Fashola, so went the comment, had “something to hide.”
Hide from whom?
This is the language of the colonial inspector from the metropole, and it does not square with any of the advertised objectives of the NGGT. It is downright condescending.
But Maku’s spokesperson was merely warming up.
He went on to say that Fashola was an idle governor with nothing on his plate except traffic management and environmental sanitation; the Federal Government was taking care of everything else, in its great benevolence.
You have to be practically unconscious to believe such twaddle.
Is the Lagos light rail a federal project? Or Eko Atlantic City? Or the scores of sparkling new model schools in Lagos? Or the network of roads and bridges that compare favourably with the best anywhere? Or a raft of housing schemes in various stages of completion? Or the ambulance units positioned in strategic sections of Lagos to respond swiftly to emergencies? Or dozens of other innovative projects that make Abuja look like an unimaginative plodder by comparison?
The NGGT is only the latest derogation in a long line of derogations of the federal principle. It was conceived in double misapprehension, the first being that the PDP-controlled Federal Government, by virtue of that fact, has the power to supervise and second-guess and perhaps even discipline state governors, whether elected on its platform or other party platforms.
That is a throwback to the dark days of military rule. Then, the military head of state related to military governors in the states like officers on military posting, which they indeed were. The practice must stop. To continue it is to subvert not just federalism, but democracy itself.
The second misapprehension stems from the belief or assumption that inadequate reporting on what the government has been doing or intends to do for the people is the problem. That is the theory of national development by propaganda writ small for impact.
If government programmes and projects have significant impact on the lives of the people, that impact will be their best advertisement. Propaganda, however skillful, cannot be a substitute for impact.
But these are not the only things wrong with the NGGT. The Ministry of Information has at its behest one of the largest communication networks in the world.

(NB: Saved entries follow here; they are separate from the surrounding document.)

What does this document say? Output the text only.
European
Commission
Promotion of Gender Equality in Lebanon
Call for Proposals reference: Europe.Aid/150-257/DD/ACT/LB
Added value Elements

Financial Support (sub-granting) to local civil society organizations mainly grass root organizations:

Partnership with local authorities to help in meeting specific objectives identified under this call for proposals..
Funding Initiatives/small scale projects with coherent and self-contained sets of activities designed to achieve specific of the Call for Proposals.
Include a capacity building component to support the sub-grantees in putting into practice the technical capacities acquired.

Its portfolio includes, to cite just a few of its organs, the Nigeria Television Authority, the Federal Radio Corporation of Nigeria and its external broadcasting arm Voice of Nigeria, and the News Agency of Nigeria.
Maku therefore indicts himself and his office when he charges the media with failing to report adequately on what the government is doing for the people.
Finally, the NGGT’s execution is flagrantly partisan – reeking of bad faith, I am almost prepared to assert, judging from its misadventures in Edo and Lagos.
It is a costly distraction that raises more questions about the Minister of Information’s credibility the more he claims for Abuja landmark achievements that only he and his team can see, or appropriates unto it the solid achievements of state governors who decline to be co-opted into a circus.